It was an incredibly tough time in my life. A few years ago, I felt as though my world was crumbling. Everything seemed to be going wrong for me. To start with, I was overworked and overwhelmed trying to finish my college degree while holding down a night job as a nurse. I was working through a hurtful breakup, my parents were going away for almost two months leaving me alone in the house, and my computer crashed; but these were only the minor situations. The real crisis was that I had received my score on the MCAT (Medical College Admissions Test), a test that determines if one is admitted into medical school, and I had done too poorly to gain entry. This was an exam I studied for day and night for months. Being a doctor was my lifelong dream, and then I had to kiss it all goodbye after years of working as a nurse to pay my way through pre-med. I felt that all those years with little sleep and hard work were a total waste. Mourning the loss of my aspirations, I was very depressed, desperate and crushed. I figured I should find another career since this didn't work, and I didn't want to stay a nurse and constantly be reminded of a failed dream as I saw all the new, young doctors all the time.

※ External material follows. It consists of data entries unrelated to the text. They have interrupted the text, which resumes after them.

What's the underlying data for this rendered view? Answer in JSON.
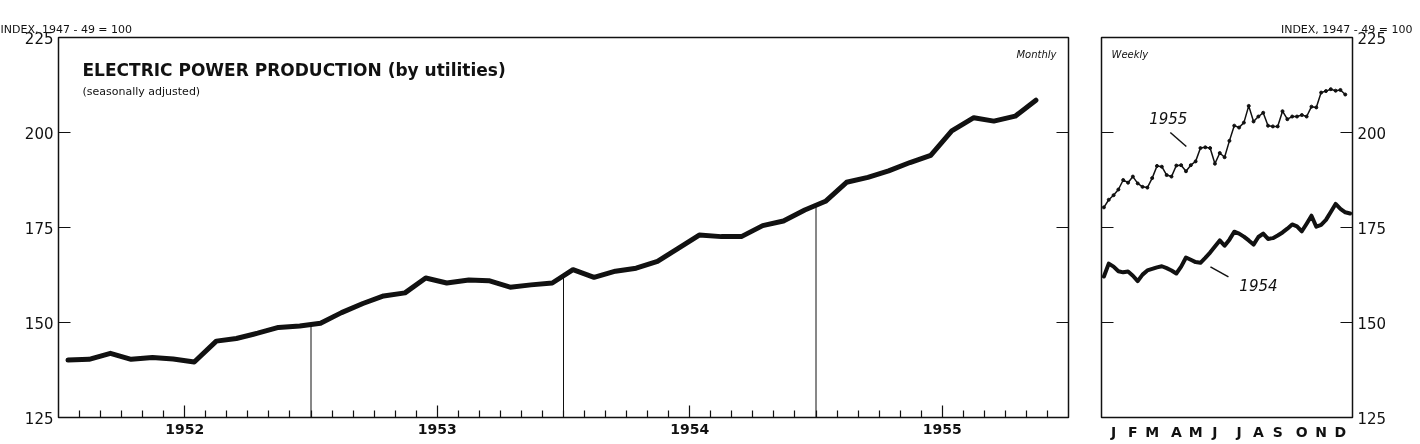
{
  "chart_data": [
    {
      "type": "line",
      "title": "ELECTRIC POWER PRODUCTION (by utilities)",
      "subtitle": "(seasonally adjusted)",
      "ylabel": "INDEX, 1947 - 49 = 100",
      "annotations": [
        "Monthly"
      ],
      "x": [
        "1951-07-15",
        "1951-08-15",
        "1951-09-15",
        "1951-10-15",
        "1951-11-15",
        "1951-12-15",
        "1952-01-15",
        "1952-02-15",
        "1952-03-15",
        "1952-04-15",
        "1952-05-15",
        "1952-06-15",
        "1952-07-15",
        "1952-08-15",
        "1952-09-15",
        "1952-10-15",
        "1952-11-15",
        "1952-12-15",
        "1953-01-15",
        "1953-02-15",
        "1953-03-15",
        "1953-04-15",
        "1953-05-15",
        "1953-06-15",
        "1953-07-15",
        "1953-08-15",
        "1953-09-15",
        "1953-10-15",
        "1953-11-15",
        "1953-12-15",
        "1954-01-15",
        "1954-02-15",
        "1954-03-15",
        "1954-04-15",
        "1954-05-15",
        "1954-06-15",
        "1954-07-15",
        "1954-08-15",
        "1954-09-15",
        "1954-10-15",
        "1954-11-15",
        "1954-12-15",
        "1955-01-15",
        "1955-02-15",
        "1955-03-15",
        "1955-04-15",
        "1955-05-15"
      ],
      "series": [
        {
          "color": "#111111",
          "values": [
            140.1,
            140.3,
            141.9,
            140.3,
            140.8,
            140.4,
            139.6,
            145.1,
            145.8,
            147.2,
            148.7,
            149.1,
            149.8,
            152.6,
            155.0,
            157.0,
            157.8,
            161.7,
            160.4,
            161.2,
            161.0,
            159.3,
            159.9,
            160.4,
            163.9,
            161.9,
            163.5,
            164.3,
            166.1,
            169.5,
            173.0,
            172.6,
            172.6,
            175.5,
            176.7,
            179.6,
            181.9,
            186.9,
            188.2,
            189.9,
            192.1,
            194.0,
            200.4,
            203.9,
            203.0,
            204.3,
            208.5
          ]
        }
      ],
      "ref_lines": [
        {
          "axis": "x",
          "value": "1952-07",
          "color": "#111111"
        },
        {
          "axis": "x",
          "value": "1953-07",
          "color": "#111111"
        },
        {
          "axis": "x",
          "value": "1954-07",
          "color": "#111111"
        }
      ],
      "xlim": [
        "1951-07",
        "1955-07"
      ],
      "xticks": [
        {
          "value": "1951-08",
          "label": null
        },
        {
          "value": "1951-09",
          "label": null
        },
        {
          "value": "1951-10",
          "label": null
        },
        {
          "value": "1951-11",
          "label": null
        },
        {
          "value": "1951-12",
          "label": null
        },
        {
          "value": "1952-01",
          "label": "1952"
        },
        {
          "value": "1952-02",
          "label": null
        },
        {
          "value": "1952-03",
          "label": null
        },
        {
          "value": "1952-04",
          "label": null
        },
        {
          "value": "1952-05",
          "label": null
        },
        {
          "value": "1952-06",
          "label": null
        },
        {
          "value": "1952-07",
          "label": null
        },
        {
          "value": "1952-08",
          "label": null
        },
        {
          "value": "1952-09",
          "label": null
        },
        {
          "value": "1952-10",
          "label": null
        },
        {
          "value": "1952-11",
          "label": null
        },
        {
          "value": "1952-12",
          "label": null
        },
        {
          "value": "1953-01",
          "label": "1953"
        },
        {
          "value": "1953-02",
          "label": null
        },
        {
          "value": "1953-03",
          "label": null
        },
        {
          "value": "1953-04",
          "label": null
        },
        {
          "value": "1953-05",
          "label": null
        },
        {
          "value": "1953-06",
          "label": null
        },
        {
          "value": "1953-07",
          "label": null
        },
        {
          "value": "1953-08",
          "label": null
        },
        {
          "value": "1953-09",
          "label": null
        },
        {
          "value": "1953-10",
          "label": null
        },
        {
          "value": "1953-11",
          "label": null
        },
        {
          "value": "1953-12",
          "label": null
        },
        {
          "value": "1954-01",
          "label": "1954"
        },
        {
          "value": "1954-02",
          "label": null
        },
        {
          "value": "1954-03",
          "label": null
        },
        {
          "value": "1954-04",
          "label": null
        },
        {
          "value": "1954-05",
          "label": null
        },
        {
          "value": "1954-06",
          "label": null
        },
        {
          "value": "1954-07",
          "label": null
        },
        {
          "value": "1954-08",
          "label": null
        },
        {
          "value": "1954-09",
          "label": null
        },
        {
          "value": "1954-10",
          "label": null
        },
        {
          "value": "1954-11",
          "label": null
        },
        {
          "value": "1954-12",
          "label": null
        },
        {
          "value": "1955-01",
          "label": "1955"
        },
        {
          "value": "1955-02",
          "label": null
        },
        {
          "value": "1955-03",
          "label": null
        },
        {
          "value": "1955-04",
          "label": null
        },
        {
          "value": "1955-05",
          "label": null
        },
        {
          "value": "1955-06",
          "label": null
        }
      ],
      "ylim": [
        125,
        225
      ],
      "yticks": [
        125,
        150,
        175,
        200,
        225
      ],
      "grid": false,
      "legend": false,
      "marker": "none",
      "line_style": "solid"
    },
    {
      "type": "line",
      "ylabel": "INDEX, 1947 - 49 = 100",
      "annotations": [
        "Weekly"
      ],
      "series": [
        {
          "name": "1955",
          "color": "#111111",
          "marker": "circle",
          "values": [
            180.3,
            182.3,
            183.5,
            185.0,
            187.5,
            186.8,
            188.4,
            186.6,
            185.7,
            185.5,
            188.0,
            191.2,
            191.0,
            188.8,
            188.4,
            191.3,
            191.4,
            189.8,
            191.4,
            192.4,
            195.9,
            196.1,
            195.9,
            191.8,
            194.6,
            193.5,
            197.8,
            201.8,
            201.3,
            202.6,
            207.0,
            202.9,
            204.2,
            205.2,
            201.8,
            201.6,
            201.6,
            205.6,
            203.5,
            204.2,
            204.2,
            204.6,
            204.2,
            206.8,
            206.6,
            210.5,
            210.9,
            211.4,
            211.0,
            211.2,
            210.0,
            null
          ]
        },
        {
          "name": "1954",
          "color": "#111111",
          "values": [
            162.1,
            165.5,
            164.7,
            163.5,
            163.2,
            163.4,
            162.3,
            160.9,
            162.6,
            163.7,
            164.1,
            164.5,
            164.8,
            164.3,
            163.7,
            162.9,
            164.7,
            167.1,
            166.5,
            165.9,
            165.7,
            167.0,
            168.4,
            170.0,
            171.6,
            170.2,
            171.8,
            173.9,
            173.4,
            172.6,
            171.6,
            170.5,
            172.5,
            173.4,
            172.0,
            172.2,
            172.9,
            173.7,
            174.7,
            175.8,
            175.3,
            174.0,
            176.0,
            178.1,
            175.2,
            175.7,
            177.0,
            179.1,
            181.2,
            179.9,
            179.0,
            178.7
          ]
        }
      ],
      "categories": [
        null,
        null,
        "J",
        null,
        null,
        null,
        "F",
        null,
        null,
        null,
        "M",
        null,
        null,
        null,
        null,
        "A",
        null,
        null,
        null,
        "M",
        null,
        null,
        null,
        "J",
        null,
        null,
        null,
        null,
        "J",
        null,
        null,
        null,
        "A",
        null,
        null,
        null,
        "S",
        null,
        null,
        null,
        null,
        "O",
        null,
        null,
        null,
        "N",
        null,
        null,
        null,
        "D",
        null,
        null
      ],
      "ylim": [
        125,
        225
      ],
      "yticks": [
        125,
        150,
        175,
        200,
        225
      ],
      "grid": false,
      "legend": false,
      "line_style": "solid"
    }
  ]
}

As I cried to my mother, who almost canceled her trip to be with me, she told me to pray for help and guidance. That's all I could do, and so I did exactly that. A few days later, a close friend was comforting me over the phone as I cried. He told me an anecdote about President Abraham Lincoln that I was not aware of. He told me that everything he did in his early life was failure after failure and then, as we all know, he was a success. Those were his words. The very next day I went to the store. As I was waiting in line something caught my attention. I looked up and saw the monitor on the cashier's booth facing me. There on it was a picture of Abraham Lincoln and the inscription next to his image which said: "Failed, Failed, Failed. And then... Persistance. Pass It On." At that exact same second my cell phone rang. I picked it up and it was my same friend who, the night before, told me almost those exact same words!!!
It was obvious to me that this was a message not to give up. From that day on things started getting better and the problems started fixing themselves. Most importantly, today I am halfway finished through medical school and I am preparing for my first board exam. I have a perfect grade point average and am at the top of my class. This billboard helped shape my path, as I believe it was sent to me as guidance.